How to recalculate Viet Nam’s GDP

Your family is like a miniature country, the total income of the main members is the GDP of the family.


Gross Domestic Product GDP, the market value of all final goods and services produced by a country, is one of the best measures of an economy’s income.


Your economy consists of a working couple and two children in school. Each month, you receive a salary of 17 million VND and your wife (husband) receives a salary of 15 million VND. In total, the couple earns 32 million VND a month, or 416 million VND a year, including the 13th month salary. This is your family’s GDP.


But sometimes you get a part-time job, collaborate here and there, and get other income. For example, as I write an article, some places pay 500,000, some places pay 1 million.


Now, suppose there is an agency that tracks and records your household’s income. This agency in national practice is now the General Statistics Office. So far, they have only fully recorded the official income from the couple’s agency, but cannot track the royalties you write for the newspaper. That is, not every income you earn is recorded. The statistical agency only looks at your monthly salary, not your overtime activity.

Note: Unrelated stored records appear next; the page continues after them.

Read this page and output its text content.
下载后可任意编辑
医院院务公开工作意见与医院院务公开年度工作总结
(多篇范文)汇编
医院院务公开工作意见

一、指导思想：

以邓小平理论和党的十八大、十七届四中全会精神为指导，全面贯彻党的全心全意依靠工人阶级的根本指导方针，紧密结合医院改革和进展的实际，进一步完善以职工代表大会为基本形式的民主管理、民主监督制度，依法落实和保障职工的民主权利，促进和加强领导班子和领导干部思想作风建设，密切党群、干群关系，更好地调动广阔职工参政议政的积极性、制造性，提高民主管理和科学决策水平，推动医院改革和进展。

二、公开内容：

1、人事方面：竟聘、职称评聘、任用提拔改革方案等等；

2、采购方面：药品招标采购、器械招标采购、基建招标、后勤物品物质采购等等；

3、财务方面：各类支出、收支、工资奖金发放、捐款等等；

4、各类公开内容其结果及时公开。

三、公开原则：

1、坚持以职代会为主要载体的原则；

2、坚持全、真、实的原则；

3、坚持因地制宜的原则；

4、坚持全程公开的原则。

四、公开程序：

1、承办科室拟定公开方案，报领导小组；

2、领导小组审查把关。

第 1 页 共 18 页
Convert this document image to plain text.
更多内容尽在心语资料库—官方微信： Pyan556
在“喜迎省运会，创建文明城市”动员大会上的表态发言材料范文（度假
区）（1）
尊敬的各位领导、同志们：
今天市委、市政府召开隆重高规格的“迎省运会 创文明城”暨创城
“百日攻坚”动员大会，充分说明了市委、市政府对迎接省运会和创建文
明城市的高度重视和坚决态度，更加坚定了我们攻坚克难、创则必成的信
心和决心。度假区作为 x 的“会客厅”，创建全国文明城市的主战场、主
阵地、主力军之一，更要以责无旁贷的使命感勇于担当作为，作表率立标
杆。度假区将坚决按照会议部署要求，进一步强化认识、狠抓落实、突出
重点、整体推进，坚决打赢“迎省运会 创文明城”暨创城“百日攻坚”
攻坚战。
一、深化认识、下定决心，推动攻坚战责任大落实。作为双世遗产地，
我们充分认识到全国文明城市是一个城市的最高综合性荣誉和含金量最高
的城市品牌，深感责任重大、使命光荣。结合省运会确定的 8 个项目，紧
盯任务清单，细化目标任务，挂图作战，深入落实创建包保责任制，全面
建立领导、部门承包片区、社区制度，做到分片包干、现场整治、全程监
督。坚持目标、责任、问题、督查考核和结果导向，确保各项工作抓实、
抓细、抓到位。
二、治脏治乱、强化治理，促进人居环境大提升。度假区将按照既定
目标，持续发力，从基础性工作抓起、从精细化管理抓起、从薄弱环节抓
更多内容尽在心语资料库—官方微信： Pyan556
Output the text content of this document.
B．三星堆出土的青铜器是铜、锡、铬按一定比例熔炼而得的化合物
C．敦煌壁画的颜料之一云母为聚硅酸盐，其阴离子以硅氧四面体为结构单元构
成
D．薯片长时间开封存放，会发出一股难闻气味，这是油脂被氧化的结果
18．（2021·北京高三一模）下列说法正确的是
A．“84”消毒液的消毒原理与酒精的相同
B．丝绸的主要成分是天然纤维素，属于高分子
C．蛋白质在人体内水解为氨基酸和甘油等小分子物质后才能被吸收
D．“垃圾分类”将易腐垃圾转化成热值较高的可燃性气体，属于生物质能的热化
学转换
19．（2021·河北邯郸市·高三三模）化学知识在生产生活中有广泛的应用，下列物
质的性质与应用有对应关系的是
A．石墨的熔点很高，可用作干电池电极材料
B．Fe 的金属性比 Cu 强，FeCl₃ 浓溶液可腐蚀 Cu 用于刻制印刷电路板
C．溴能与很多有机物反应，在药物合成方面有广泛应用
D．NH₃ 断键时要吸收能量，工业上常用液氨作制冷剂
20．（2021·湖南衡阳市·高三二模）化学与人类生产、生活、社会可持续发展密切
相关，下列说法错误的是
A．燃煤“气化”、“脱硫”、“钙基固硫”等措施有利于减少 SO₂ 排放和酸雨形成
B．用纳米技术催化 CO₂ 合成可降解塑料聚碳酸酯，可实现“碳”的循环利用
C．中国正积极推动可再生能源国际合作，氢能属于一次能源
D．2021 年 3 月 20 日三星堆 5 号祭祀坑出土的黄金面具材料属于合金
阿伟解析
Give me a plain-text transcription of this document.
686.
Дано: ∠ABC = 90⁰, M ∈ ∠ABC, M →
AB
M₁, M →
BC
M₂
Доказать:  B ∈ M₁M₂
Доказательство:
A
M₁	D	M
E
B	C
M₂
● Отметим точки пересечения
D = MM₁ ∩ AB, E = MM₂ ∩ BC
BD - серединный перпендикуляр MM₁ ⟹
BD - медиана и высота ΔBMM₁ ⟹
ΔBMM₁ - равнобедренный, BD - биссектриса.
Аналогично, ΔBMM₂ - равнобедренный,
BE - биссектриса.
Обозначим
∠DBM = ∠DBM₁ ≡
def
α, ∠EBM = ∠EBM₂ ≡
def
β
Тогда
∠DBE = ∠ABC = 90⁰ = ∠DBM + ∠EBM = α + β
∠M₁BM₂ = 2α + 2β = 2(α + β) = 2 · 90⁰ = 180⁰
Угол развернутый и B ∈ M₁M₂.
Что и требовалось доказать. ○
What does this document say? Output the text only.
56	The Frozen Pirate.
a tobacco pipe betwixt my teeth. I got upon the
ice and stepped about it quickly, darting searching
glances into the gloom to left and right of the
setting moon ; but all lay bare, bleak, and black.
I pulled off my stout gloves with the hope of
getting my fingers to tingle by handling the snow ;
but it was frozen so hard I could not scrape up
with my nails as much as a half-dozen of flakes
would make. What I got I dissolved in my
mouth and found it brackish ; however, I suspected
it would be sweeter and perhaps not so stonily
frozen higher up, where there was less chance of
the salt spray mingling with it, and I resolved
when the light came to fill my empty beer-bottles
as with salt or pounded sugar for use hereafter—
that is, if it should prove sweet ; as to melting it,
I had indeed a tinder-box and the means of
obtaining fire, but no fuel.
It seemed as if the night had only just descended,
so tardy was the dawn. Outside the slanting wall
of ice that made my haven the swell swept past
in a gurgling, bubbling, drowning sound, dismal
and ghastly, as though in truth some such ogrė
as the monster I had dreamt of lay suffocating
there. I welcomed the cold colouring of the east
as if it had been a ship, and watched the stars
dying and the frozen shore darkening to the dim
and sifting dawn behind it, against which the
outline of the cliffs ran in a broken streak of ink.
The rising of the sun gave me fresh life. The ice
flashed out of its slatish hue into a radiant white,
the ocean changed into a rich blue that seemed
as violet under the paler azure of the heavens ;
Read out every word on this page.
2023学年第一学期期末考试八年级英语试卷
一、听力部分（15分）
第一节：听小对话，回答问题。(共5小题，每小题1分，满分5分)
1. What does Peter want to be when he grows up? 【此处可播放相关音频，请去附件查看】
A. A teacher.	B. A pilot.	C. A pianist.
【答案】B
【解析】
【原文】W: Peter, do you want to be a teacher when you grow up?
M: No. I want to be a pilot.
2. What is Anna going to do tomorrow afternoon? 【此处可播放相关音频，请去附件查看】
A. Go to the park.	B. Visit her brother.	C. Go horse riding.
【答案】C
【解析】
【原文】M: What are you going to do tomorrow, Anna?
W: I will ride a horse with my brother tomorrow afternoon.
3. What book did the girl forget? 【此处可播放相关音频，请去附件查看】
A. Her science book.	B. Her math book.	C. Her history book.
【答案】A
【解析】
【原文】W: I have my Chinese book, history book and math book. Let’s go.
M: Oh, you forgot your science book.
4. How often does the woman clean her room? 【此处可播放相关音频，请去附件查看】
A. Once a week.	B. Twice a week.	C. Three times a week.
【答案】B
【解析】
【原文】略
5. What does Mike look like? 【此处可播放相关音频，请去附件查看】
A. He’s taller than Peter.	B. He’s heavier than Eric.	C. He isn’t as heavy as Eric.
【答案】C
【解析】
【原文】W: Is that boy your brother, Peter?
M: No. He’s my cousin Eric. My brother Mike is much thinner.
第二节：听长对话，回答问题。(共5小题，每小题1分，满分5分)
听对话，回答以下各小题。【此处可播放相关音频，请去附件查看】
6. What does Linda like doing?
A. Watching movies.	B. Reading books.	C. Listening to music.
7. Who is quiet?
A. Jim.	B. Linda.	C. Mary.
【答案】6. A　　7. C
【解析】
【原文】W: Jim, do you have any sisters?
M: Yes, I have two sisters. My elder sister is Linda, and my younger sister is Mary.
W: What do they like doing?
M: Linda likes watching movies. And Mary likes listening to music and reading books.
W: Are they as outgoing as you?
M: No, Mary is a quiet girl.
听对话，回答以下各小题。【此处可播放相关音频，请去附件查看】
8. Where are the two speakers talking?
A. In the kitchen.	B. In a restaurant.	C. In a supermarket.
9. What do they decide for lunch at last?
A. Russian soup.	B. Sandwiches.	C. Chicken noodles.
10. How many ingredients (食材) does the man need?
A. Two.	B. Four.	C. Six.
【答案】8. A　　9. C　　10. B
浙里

And now, with GDP recalculation, they somehow get the extra money you earn, added to the family GDP.


On the books of the General Statistics Office, your family’s GDP number changes, increases by a certain percentage, but in reality, your income remains the same. Each person still eats the same bowl of rice. Your wife still buys a pound of meat or fish and two bundles of vegetables every day when she goes to the market. Your children are not transferring from a public school to an international school. The standard of living and spending in the family have not changed.


When your children grow up, they will go to work and start families of their own. These new families are like new businesses entering the economy. It is possible that the statistics agency has not yet updated and observed the income they generate.


Currently, the General Statistics Office has completed and is about to announce the GDP results with a new calculation method. Accordingly, changing the calculation method gives a far different result than the old number, increasing the GDP value by up to 25%.


With the total economic scale by the end of 2017 reaching about 220 billion USD, the new GDP scale is estimated to increase to 275 billion USD. Including the growth rate in 2018 and the first half of 2019, the size of Vietnam’s economy has exceeded 300 billion USD. Vietnam’s GDP per capita thus increased to $3,000, instead of $2,590. According to the General Statistics Office, in this adjustment, 76,000 enterprises that were previously omitted are now counted.


Observing and recording every income generated in the economy is a costly undertaking in terms of both money and time. Omission is almost inevitable. However, 76 thousand businesses are overlooked, accounting for 10% of the total number of existing businesses, but generating up to a quarter of the GDP of the serviced apartment in ho chi minh city, many of them may not be small, making many people unhappy. can’t help but wonder about the calculation method as well as the compliance with the statistical law in the past time.


Worse, the GDP adjustment could damage Vietnam’s national credibility. Regardless of objective or not, with the adjusted scale up to more than ¼ of the economy, it is really considered a shock in the eyes of international observers. There is already a list of countries that have been accused by Western media and organizations of “suspicious GDP”, such as China or India. A recent Brookings Institution study found that the size of China’s economy is about 12 percent smaller than it is reported, and GDP growth is overstated by about two points. percent per year for the recent period. Likewise, India is also said to have a real GDP growth rate of around 4.5%, instead of approximately 7% per year as reported. Flashy numbers mean nothing if international investors lose confidence.


After all, objectively calculated or not, the new GDP and its accompanying indicators are still just statistics on the books. It does not relieve people from worrying about tomorrow’s food and money, but it does add to worries about a new surge in debt and public spending.